= Gillebert de Berneville =

13th century French poet

Gillebert (Guillebert) de Berneville (fl. c. 1250–70) was a French trouvère. According to Theodore Karp, in its time, "his poetry was much appreciated", but it is "[n]either original nor profound," rather he was and is admired more for "facility, grace and mastery of form". Fresco lists 35 songs by Gillebert, of which five are unica (found in a single manuscript) and some are copied in up to seven sources.

Gillebert worked within the circle of poets at Arras, which is close to his home town of Berneville, and had contact with the most prominent men of the region. He composed jeux-partis with Henry III, Duke of Brabant, and Thomas Herier. He also entered into competitions under the judgement of Charles of Anjou, Raoul de Soissons, the Châtelain de Beaumetz, Hue d'Arras and perhaps Beatrice, sister of Henry III and widow of William II, Count of Flanders. Gillebert dedicated chansons to Charles of Anjou, Huitace de Fontaines, Béatrice d'Audenarde and Colart le Boutellier. His chanson "Je n'ëusse ja chanté" was "crowned" (couronnée) by the Puy d'Arras, and ten later poems are modeled on works ascribed to him. Roussiaus le Taillier sought to flatter him in his Arras est escole de tous biens entendre.

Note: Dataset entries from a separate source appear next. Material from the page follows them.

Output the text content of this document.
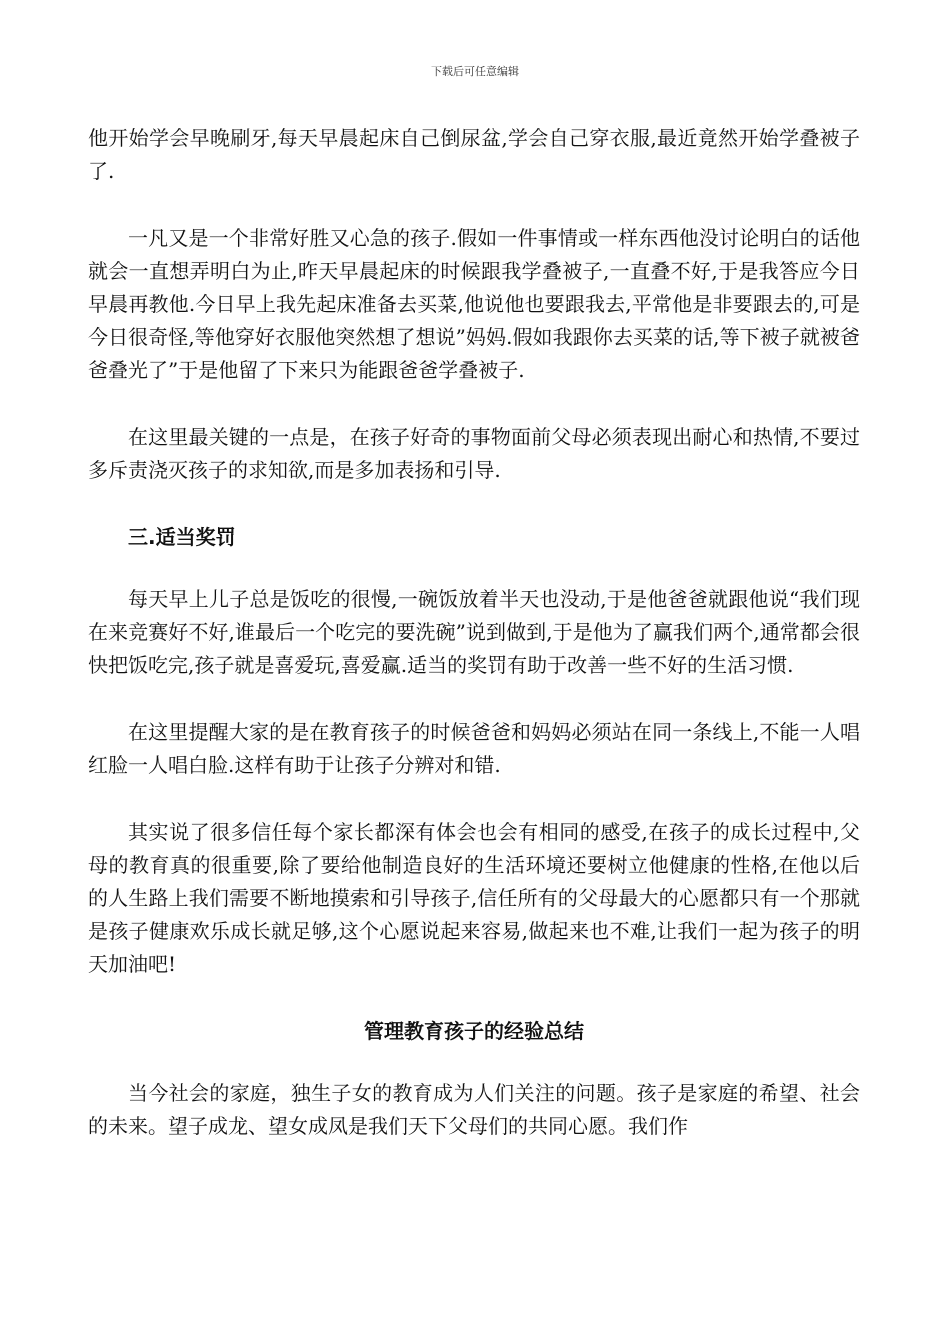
下载后可任意编辑

他开始学会早晚刷牙,每天早晨起床自己倒尿盆,学会自己穿衣服,最近竟然开始学叠被子了.

一凡又是一个非常好胜又心急的孩子.假如一件事情或一样东西他没讨论明白的话他就会一直想弄明白为止,昨天早晨起床的时候跟我学叠被子,一直叠不好,于是我答应今日早晨再教他.今日早上我先起床准备去买菜,他说他也要跟我去,平常他是非要跟去的,可是今日很奇怪,等他穿好衣服他突然想了想说”妈妈.假如我跟你去买菜的话,等下被子就被爸爸叠光了”于是他留了下来只为能跟爸爸学叠被子.

在这里最关键的一点是，在孩子好奇的事物面前父母必须表现出耐心和热情,不要过多斥责浇灭孩子的求知欲,而是多加表扬和引导.

三.适当奖罚

每天早上儿子总是饭吃的很慢,一碗饭放着半天也没动,于是他爸爸就跟他说“我们现在来竞赛好不好,谁最后一个吃完的要洗碗”说到做到,于是他为了赢我们两个,通常都会很快把饭吃完,孩子就是喜爱玩,喜爱赢.适当的奖罚有助于改善一些不好的生活习惯.

在这里提醒大家的是在教育孩子的时候爸爸和妈妈必须站在同一条线上,不能一人唱红脸一人唱白脸.这样有助于让孩子分辨对和错.

其实说了很多信任每个家长都深有体会也会有相同的感受,在孩子的成长过程中,父母的教育真的很重要,除了要给他制造良好的生活环境还要树立他健康的性格,在他以后的人生路上我们需要不断地摸索和引导孩子,信任所有的父母最大的心愿都只有一个那就是孩子健康欢乐成长就足够,这个心愿说起来容易,做起来也不难,让我们一起为孩子的明天加油吧!

管理教育孩子的经验总结

当今社会的家庭，独生子女的教育成为人们关注的问题。孩子是家庭的希望、社会的未来。望子成龙、望女成凤是我们天下父母们的共同心愿。我们作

Fresco dates the poems to the third quarter of the thirteenth century. Gillebert appears in the necrology of the jongleurs and bourgeois of Arras as being celebrated in a mass at Pentecost 1270, so he must have died between this commemorative mass and the previous one (i.e. some time between 2 Feb and 1 June 1270). A performance of the jeu parti between Gillebert and Henry III of Brabant can be found here.

==Sources==
- Theodore Karp. "Gillebert de Berneville" Grove Music Online. Oxford Music Online. Oxford University Press, accessed 5 April 2013.

==Editions==
- Karen Fresco, ed. (1988) Gillebert de Berneville: Les Poésies. Geneva: Droz.